Breakout Sundance talent has included “Me and Earl” star Thomas Mann; Bel Powley, the young British actress starring in “Diary of a Teenage Girl”; Shameik Moore, with a star-making performance in “Dope”; writer-actress Melissa Rauch for the hilariously profane “The Bronze”; and Andrew Mogel and Jarrad Paul, first time directors who helped Jack Black and James Marsden redefine bromance in “The D Train.”
The festival has also recognized the way the line between independent film and quality television has been all but erased. The Duplass brothers brought episodes of their new TV series “Animals,” Robert Redford admitted in his opening press conference that television is advancing faster than film, and Lena Dunham made headlines by calling Woody Allen a “perv” on a panel with a group of female showrunners.

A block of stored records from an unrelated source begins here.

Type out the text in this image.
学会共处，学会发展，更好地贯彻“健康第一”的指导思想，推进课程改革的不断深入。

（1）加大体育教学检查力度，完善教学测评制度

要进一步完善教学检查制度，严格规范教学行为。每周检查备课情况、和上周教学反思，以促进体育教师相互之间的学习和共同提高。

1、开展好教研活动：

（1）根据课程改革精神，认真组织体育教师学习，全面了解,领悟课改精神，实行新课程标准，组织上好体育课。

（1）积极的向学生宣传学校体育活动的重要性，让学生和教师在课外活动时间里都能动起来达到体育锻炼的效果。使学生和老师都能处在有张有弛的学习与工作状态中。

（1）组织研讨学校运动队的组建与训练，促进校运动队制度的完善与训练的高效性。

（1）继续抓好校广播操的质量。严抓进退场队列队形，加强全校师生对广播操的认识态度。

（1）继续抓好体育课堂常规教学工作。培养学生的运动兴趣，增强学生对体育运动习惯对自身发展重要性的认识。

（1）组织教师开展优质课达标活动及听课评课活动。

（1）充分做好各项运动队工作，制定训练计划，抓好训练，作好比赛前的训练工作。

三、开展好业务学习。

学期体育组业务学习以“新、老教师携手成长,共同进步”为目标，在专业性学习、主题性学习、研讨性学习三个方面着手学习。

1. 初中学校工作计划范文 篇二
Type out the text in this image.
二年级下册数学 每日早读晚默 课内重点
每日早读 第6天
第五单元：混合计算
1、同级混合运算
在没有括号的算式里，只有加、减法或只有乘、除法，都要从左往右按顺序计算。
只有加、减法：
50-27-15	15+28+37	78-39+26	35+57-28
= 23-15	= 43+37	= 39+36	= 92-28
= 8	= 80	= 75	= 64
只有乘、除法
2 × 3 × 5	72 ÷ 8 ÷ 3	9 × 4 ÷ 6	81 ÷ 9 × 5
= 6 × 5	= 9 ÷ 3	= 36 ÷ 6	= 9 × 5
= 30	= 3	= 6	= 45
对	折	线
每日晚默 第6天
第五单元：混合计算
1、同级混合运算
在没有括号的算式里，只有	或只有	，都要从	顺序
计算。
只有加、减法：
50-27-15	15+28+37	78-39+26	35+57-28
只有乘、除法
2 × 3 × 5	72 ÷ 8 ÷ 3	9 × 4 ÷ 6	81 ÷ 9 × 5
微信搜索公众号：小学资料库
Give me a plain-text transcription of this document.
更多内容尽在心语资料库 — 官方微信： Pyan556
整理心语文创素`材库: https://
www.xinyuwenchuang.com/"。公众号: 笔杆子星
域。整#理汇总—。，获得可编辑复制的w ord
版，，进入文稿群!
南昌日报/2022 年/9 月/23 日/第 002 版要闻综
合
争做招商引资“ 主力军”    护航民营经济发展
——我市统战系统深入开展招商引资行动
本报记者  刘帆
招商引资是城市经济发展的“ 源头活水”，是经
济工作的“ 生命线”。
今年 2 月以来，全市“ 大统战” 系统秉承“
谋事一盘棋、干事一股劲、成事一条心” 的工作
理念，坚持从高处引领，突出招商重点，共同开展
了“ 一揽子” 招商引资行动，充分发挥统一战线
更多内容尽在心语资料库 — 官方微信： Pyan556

Across the first four days of this diverse Sundance, it’s safe to say that comedies and documentaries have stolen a lot of the spotlight, with Noah Baumbach’s “Mistress America” also scoring in the former category.
The documentaries, always one of the real strengths of Sundance, have included Morgan Neville and Robert Gordon’s “Best of Enemies,” Matthew Heineman’s “Cartel Land,” Jill Bauer and Ronna Gradus’ “Hot Girls Wanted,” Louie Psihoyos’ “Racing Extinction” and Kirby Dick’s “The Hunting Ground.”
And while a few films have been panned, even Redford’s “A Walk in the Woods,” which the Sundance founder insisted was not his idea to bring to the festival, got a few admiring notices to go with its largely lukewarm response. (The film is about two old guys hiking through the woods, and a running dismissal has been comparing it to the current Reese Witherspoon hiking movie: “It’s not ‘Wild,’ it’s ‘Mild.’”)
It doesn’t feel like a landmark Sundance at this point, and of course Park City is too crowded, traffic is tangled, lines are long, not all the movies are great and lots of people are here for celebrating instead of cinema.
But it’s Sundance, where that has gone with the territory for years. At TheWrap’s video studio on Sunday, this year’s festival may have been summed up most aptly by Ewan MacGregor, who was returning with “Last Days in the Desert” to the festival he visited with the first film he ever made, 1994’s “Shallow Grave.”
“They didn’t used to have all these lounges, where you’d go and they’d give you free s— you don’t need,” he said. “But it’s still a festival that cares about great filmmaking.”